Coordinated jointly by the School in Cardiff, the Open University and the University of Bologna, the interdisciplinary conference brought together leading scholars to share cutting-edge research on Frankenstein and the wider networks of influence that formed the novel’s themes and attitudes.
Joining in the Frankenstein celebrations this year is Cardiff BookTalk. The University’s book club with a difference is championing the author and the landmark book with a free Hallowe’en showing of the biopic Mary Shelley on 29 October (advance booking recommended). For latest information, visit the Cardiff BookTalk website, or follow on Facebook or Twitter.
Academics and students from the School are also taking part in Frankenreads events in the capital, part of the global initiative organised by the Keats-Shelley Association of America.
Amid the interest in Frankenstein in this anniversary year, BBC Radio 4’s religious affairs programme Beyond Belief is among many to recognise the significance of Shelley’s work.
In a special programme focusing on the novel, its invited panel of experts including Dr Jamie Castell drew out themes such as the creator and creation, the plight of the outcast and science without morals.

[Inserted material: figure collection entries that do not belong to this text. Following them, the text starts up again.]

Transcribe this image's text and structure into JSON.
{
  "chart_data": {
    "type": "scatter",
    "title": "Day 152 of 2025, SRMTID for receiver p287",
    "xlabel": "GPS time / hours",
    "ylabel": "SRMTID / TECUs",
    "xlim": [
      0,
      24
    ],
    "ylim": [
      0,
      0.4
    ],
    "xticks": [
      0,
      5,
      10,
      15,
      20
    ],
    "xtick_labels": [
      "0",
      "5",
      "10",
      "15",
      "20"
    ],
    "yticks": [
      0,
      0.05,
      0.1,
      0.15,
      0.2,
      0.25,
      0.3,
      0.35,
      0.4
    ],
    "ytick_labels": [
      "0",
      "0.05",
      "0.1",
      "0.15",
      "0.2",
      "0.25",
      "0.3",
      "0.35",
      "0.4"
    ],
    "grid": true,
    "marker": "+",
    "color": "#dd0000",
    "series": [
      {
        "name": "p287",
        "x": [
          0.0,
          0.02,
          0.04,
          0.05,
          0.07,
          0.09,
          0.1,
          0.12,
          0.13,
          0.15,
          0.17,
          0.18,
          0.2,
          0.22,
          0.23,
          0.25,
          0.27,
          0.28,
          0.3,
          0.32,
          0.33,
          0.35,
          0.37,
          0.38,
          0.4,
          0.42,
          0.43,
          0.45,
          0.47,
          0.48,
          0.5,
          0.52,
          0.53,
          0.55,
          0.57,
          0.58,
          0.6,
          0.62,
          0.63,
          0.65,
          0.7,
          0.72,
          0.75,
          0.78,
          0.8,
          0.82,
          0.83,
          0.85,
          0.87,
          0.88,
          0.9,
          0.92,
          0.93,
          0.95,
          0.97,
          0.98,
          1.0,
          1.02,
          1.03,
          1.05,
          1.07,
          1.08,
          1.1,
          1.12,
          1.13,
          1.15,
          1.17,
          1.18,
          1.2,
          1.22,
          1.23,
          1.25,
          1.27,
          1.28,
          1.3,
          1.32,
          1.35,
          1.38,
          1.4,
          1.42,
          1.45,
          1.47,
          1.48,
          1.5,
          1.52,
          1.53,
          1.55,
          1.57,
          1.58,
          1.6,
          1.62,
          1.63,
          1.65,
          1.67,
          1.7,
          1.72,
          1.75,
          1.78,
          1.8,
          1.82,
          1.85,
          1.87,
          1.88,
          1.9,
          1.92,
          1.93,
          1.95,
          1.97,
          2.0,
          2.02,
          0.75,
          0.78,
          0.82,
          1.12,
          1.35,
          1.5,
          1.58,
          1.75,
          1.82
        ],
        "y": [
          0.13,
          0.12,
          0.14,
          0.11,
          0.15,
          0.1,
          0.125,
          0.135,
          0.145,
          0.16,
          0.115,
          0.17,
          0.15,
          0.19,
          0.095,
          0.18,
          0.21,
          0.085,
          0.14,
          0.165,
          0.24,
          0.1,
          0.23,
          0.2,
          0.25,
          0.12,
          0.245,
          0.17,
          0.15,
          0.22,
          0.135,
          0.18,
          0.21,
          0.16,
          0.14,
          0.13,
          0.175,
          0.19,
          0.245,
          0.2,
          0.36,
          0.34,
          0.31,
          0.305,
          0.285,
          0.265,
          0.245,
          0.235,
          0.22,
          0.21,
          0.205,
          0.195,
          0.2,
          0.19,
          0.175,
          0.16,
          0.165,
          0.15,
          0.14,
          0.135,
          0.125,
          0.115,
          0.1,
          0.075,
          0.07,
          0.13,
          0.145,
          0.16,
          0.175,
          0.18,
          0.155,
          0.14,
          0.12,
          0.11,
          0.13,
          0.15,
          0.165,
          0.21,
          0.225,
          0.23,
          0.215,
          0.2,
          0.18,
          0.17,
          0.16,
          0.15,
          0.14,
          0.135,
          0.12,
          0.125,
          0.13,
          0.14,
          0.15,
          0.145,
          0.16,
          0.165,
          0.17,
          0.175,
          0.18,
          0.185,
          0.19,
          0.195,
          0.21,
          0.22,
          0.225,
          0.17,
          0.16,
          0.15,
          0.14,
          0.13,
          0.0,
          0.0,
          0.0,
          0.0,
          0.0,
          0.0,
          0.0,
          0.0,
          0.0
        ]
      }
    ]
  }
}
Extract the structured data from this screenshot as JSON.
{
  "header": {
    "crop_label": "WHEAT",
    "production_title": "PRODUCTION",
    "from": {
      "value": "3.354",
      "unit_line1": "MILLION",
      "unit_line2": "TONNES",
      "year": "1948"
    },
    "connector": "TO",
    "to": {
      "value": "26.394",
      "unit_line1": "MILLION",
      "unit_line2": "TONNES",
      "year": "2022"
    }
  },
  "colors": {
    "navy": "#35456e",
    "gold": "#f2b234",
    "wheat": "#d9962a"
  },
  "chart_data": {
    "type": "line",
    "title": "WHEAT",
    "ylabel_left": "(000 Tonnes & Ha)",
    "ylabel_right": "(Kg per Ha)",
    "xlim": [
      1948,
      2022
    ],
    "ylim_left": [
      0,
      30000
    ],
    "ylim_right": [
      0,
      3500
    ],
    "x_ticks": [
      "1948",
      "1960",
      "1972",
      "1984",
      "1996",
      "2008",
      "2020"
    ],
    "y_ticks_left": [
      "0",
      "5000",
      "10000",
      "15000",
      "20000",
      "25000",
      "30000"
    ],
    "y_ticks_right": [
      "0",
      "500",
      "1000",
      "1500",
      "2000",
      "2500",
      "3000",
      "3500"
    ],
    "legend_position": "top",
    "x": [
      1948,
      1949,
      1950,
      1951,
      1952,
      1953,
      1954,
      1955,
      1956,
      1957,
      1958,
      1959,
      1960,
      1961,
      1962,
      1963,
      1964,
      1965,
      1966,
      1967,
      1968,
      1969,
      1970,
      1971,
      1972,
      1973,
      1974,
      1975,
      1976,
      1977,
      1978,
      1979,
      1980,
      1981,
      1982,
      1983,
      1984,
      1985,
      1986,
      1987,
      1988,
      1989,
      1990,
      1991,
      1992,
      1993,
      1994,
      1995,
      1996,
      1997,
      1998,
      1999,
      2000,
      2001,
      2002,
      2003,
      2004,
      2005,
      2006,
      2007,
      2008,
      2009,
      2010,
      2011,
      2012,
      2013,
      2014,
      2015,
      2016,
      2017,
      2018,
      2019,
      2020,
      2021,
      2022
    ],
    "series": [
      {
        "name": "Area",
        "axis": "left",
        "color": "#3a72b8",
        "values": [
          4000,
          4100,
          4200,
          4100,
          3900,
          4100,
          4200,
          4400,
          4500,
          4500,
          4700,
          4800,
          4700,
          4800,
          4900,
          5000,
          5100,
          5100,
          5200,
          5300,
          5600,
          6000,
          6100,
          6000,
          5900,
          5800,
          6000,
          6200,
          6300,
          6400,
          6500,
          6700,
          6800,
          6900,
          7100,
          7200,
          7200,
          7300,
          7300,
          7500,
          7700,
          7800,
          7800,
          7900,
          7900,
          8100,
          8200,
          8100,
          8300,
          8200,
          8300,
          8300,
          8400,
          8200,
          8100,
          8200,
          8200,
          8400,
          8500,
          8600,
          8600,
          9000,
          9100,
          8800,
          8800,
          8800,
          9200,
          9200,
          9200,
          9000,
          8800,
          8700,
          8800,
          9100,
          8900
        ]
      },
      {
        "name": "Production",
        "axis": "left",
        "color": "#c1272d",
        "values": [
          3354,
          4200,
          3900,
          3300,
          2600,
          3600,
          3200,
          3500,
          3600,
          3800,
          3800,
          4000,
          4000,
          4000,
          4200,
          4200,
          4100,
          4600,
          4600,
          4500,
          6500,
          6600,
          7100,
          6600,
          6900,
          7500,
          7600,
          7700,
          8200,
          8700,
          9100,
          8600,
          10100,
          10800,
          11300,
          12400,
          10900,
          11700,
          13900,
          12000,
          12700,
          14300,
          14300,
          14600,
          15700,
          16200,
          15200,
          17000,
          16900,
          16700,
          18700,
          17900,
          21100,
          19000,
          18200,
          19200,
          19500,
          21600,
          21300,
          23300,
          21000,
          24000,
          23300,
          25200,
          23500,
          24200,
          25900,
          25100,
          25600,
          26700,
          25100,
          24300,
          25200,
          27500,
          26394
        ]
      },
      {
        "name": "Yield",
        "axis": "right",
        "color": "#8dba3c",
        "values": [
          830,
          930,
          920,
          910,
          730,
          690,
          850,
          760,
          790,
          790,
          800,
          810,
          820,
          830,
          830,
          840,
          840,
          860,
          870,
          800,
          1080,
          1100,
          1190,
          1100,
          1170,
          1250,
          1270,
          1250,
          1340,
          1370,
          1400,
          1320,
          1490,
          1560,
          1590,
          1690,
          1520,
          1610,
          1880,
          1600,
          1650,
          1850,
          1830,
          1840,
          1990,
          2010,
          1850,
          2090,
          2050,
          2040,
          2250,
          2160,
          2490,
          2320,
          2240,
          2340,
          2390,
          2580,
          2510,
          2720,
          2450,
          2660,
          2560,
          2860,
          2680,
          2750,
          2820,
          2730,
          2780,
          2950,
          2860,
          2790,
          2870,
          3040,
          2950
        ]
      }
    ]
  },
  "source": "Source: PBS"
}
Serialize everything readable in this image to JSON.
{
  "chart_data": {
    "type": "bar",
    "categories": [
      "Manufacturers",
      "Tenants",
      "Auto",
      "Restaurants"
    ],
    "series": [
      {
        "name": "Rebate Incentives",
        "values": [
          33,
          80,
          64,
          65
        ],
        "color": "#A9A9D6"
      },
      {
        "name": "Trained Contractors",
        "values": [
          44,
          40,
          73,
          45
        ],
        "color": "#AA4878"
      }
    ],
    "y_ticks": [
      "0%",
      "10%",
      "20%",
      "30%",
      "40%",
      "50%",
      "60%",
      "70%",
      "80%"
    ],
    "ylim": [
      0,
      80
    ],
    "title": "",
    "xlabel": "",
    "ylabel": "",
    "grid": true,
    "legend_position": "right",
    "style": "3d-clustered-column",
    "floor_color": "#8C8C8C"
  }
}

The forerunner of science fiction, Frankenstein is famed as a great Gothic novel borne of the Romantic movement. Mary Shelley’s famous work is the tale of a man who pushes the bonds of science too far, of the creator who brings about his own downfall. It tells the story of young scientist Victor Frankenstein who creates a sapient creature, the ‘living dead’ formed of human and animal body parts, in an unorthodox experiment which misfires to the detriment of both creature and creator.
One of the earliest science fiction novels, it reflects the uncertainties and debates of the Romantic Era including the search for utopia and the importance of new scientific discoveries. The very creation of the creature utilises the new practice of galvanism–contracting muscles by electric current, making the dead appear living.
Novelist, dramatist and travel writer, Mary Wollstonecraft Shelley was the daughter of leading radicals, the philosophers William Godwin and Mary Wollstonecraft. Best known for Frankenstein: or The Modern Prometheus, she wrote a number of other novels, including a further novel of future possibility titled The Last Man.
With strong literary expertise in Romanticism and the Eighteenth century, the School of English, Communication and Philosophy is home to the innovative platform Cardiff Romanticism and Eighteenth-Century Seminar Series (CRECS), which aims to stimulate research and discussion into literary and cultural studies between 1680 and 1840 within the institution and beyond.